Newton has a terrible atmosphere to learn in. And that’s not to say his moping has been misunderstood, but only that it is somewhat understandable, and possibly something he can grow out of.
He did fumble in the second quarter, recklessly trying to get the ball over the goal line. He held out the ball, and the Bears swatted it out of his hands. Receiver Louis Murphy fell on the ball for a touchdown, saving Newton, who then slumped off and sat by himself on the sideline.
That would have been the moment to make a show of Murphy, to show support for a teammate. So I asked Newton about his reaction.
“Sir, I sit at the same spot each and every possession, each and every time on the sideline,’’ he said. “Maybe the coach was going over a couple things. Was I angry at myself? Yes, I was.
“I was very excited, lucky one of our guys got the football, (that) Louis Murphy was aware of what was going on. I just have to do a better job. I expect more of myself.’’
The thing is, Newton is moping because he’s depressed about the way things are going. Cutler is moping because, well, that’s who he is.
Earlier in the week, when asked about fans cheering Cutler when he had re-entered the game against Detroit after getting hurt, he said it was nice that the fans were finally coming around to him. Four days later, he was dropping the f-bomb on them.

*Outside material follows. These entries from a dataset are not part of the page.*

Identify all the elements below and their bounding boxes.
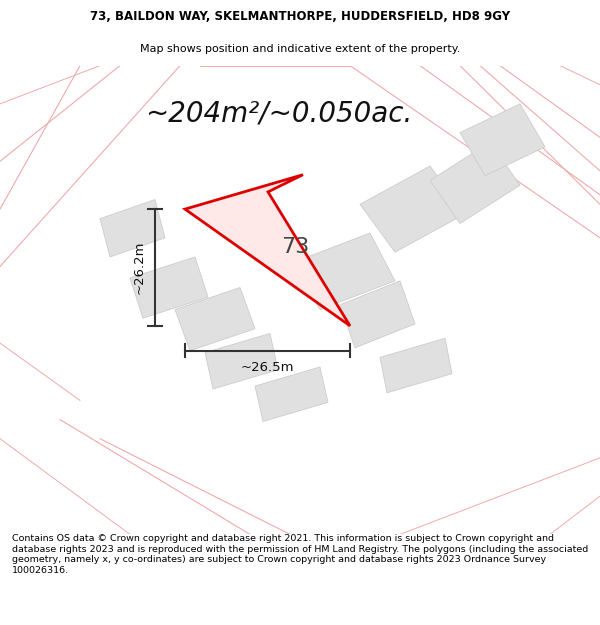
- Polygon shape: [430, 142, 520, 224]
- Text: 73: 73: [281, 238, 309, 258]
- Text: Contains OS data © Crown copyright and database right 2021. This information is : Contains OS data © Crown copyright and d…: [12, 534, 588, 574]
- Polygon shape: [205, 334, 278, 389]
- Text: ~26.5m: ~26.5m: [241, 361, 294, 374]
- Polygon shape: [255, 367, 328, 421]
- Polygon shape: [175, 288, 255, 351]
- Polygon shape: [460, 104, 545, 176]
- Polygon shape: [380, 338, 452, 392]
- Polygon shape: [100, 199, 165, 257]
- Text: ~204m²/~0.050ac.: ~204m²/~0.050ac.: [145, 99, 412, 127]
- Text: Map shows position and indicative extent of the property.: Map shows position and indicative extent…: [140, 44, 460, 54]
- Text: ~26.2m: ~26.2m: [133, 241, 146, 294]
- Polygon shape: [340, 281, 415, 348]
- Polygon shape: [360, 166, 465, 252]
- Polygon shape: [185, 174, 350, 326]
- Polygon shape: [295, 233, 395, 309]
- Polygon shape: [130, 257, 208, 318]
- Text: 73, BAILDON WAY, SKELMANTHORPE, HUDDERSFIELD, HD8 9GY: 73, BAILDON WAY, SKELMANTHORPE, HUDDERSF…: [90, 10, 510, 23]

You know, there is reason to believe that Cutler will win this way. For me, the problem is that I find myself believing that every year. You get sucked in by his undeniable talent. But then comes the inevitable disappointment at the worst possible time.
What makes that happen?
That said, Cutler has never had decent receivers until now. He is talented, and you can argue that he is just providing attitude for a team led by Lovie Smith, the most bland head coach imaginable.
The Bears trailed 19-7 with 10 minutes left when the Panthers shanked a 6-yard punt. Cutler then led a 38-yard touchdown drive. When the Panthers made a field goal with 2:27 left, they led 22-20.
And then Cutler led the kind of drive great quarterbacks always make.
He completed short pass after short pass, going 6-for-7 mostly to Brandon Marshall, to set up the game-winning field goal.
So maybe now that Cutler has help around him, the talent will bring him through? Sorry, but I just can’t get sucked in again. He bumped his own offensive lineman in anger earlier this year, and walked off in a huff when his coach wanted to talk to him.
It’s dangerous to read body language. But there is something about composure that matters to leadership. Character is at least part of the supreme equation that separates the elite from the rest, isn’t it?